The Islamist militant group al-Shabab was being blamed for a suicide truck bomb attack that killed at least 70 people and wounded more than 40 in the Somali capital Mogadishu Tuesday.

The truck bombing occurred near the entrance to the Somali Ministry of Higher Education, and students and their parents were among those killed and wounded, the government said.

"The casualties are mostly students and parents who were waiting for results of scholarships from the Ministry of Higher Education," the Somali government said in a statement, according to an Associated Press report. "The attack shows that the danger from terrorists is not yet over and that there are obviously still people, who want to derail the advances that the Somali people have made towards peace."

The AP reported that al-Shabab claimed responsibility for the attack in a post on a website it uses, which read in part: "Our Mujahideen fighters have entered a place where ministers and [African Union Mission in Somalia] AMISOM foreigners stay."

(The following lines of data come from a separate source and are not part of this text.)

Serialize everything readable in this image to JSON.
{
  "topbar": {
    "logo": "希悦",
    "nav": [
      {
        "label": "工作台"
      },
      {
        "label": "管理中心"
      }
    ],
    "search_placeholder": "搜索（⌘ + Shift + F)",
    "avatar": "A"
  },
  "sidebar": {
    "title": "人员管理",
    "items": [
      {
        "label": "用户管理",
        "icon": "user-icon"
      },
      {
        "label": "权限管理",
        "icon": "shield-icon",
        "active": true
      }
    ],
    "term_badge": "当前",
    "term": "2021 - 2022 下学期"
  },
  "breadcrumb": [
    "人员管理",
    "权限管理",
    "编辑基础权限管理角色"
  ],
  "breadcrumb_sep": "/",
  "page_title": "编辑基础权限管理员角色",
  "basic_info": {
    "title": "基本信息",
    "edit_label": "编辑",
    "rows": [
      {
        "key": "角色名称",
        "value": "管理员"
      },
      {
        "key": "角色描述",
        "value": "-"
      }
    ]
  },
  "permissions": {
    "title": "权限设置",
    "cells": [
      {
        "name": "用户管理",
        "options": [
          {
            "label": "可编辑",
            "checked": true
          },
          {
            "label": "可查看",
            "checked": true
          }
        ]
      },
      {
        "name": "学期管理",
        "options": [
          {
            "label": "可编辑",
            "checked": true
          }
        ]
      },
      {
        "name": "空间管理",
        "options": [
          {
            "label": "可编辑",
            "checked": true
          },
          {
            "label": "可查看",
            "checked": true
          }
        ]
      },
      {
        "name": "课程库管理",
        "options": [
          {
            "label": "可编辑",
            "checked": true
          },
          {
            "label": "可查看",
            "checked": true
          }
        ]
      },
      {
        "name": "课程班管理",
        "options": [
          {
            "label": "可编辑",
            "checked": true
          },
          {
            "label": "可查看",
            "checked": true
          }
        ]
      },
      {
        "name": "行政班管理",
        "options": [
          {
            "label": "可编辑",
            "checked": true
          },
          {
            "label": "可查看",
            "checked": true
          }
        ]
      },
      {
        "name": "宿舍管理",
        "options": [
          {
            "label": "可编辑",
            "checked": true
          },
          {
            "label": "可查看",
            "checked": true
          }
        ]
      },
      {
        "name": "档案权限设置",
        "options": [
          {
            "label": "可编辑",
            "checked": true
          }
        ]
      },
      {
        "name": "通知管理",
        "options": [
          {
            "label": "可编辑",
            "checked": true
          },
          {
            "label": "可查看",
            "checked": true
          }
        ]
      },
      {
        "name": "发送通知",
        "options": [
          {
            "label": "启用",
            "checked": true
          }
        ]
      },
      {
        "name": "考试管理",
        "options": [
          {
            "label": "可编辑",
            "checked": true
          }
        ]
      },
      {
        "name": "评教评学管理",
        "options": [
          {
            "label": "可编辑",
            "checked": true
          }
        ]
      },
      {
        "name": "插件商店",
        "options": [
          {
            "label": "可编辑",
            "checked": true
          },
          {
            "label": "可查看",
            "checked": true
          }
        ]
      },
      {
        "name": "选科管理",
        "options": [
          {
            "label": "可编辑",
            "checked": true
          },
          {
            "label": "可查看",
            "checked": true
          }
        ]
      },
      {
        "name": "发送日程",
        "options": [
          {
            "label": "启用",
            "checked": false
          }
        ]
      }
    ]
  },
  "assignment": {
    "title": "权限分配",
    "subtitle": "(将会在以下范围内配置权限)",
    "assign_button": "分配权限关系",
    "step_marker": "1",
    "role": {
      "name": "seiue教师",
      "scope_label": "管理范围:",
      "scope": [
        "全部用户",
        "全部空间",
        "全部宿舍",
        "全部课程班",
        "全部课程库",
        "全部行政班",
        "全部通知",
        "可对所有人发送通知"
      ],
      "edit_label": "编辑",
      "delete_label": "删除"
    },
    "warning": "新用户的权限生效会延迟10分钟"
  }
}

However, counter-terrorism analyst Evan Kohlmann disputed that Shabab had yet claimed responsibility for the attack. "Contrary to published reports, the Shabaab movement in Somalia has yet to post a claim of responsibility for a truck bombing in Mogadishu," he wrote on Twitter.

Eyewitnesses described the carnage on the scene as horrific, with wounded victims dispatched to Medina Hospital.

"It is the most awful tragedy I have ever seen," a nurse at the hospital, Ali Abdullahi, told the AP. The suicide attack is the largest in the Somali capital since al-Shabab forces largely retreated from the city in August amid a devastating famine in mostly al-Shabab-controlled parts of southern Somalia.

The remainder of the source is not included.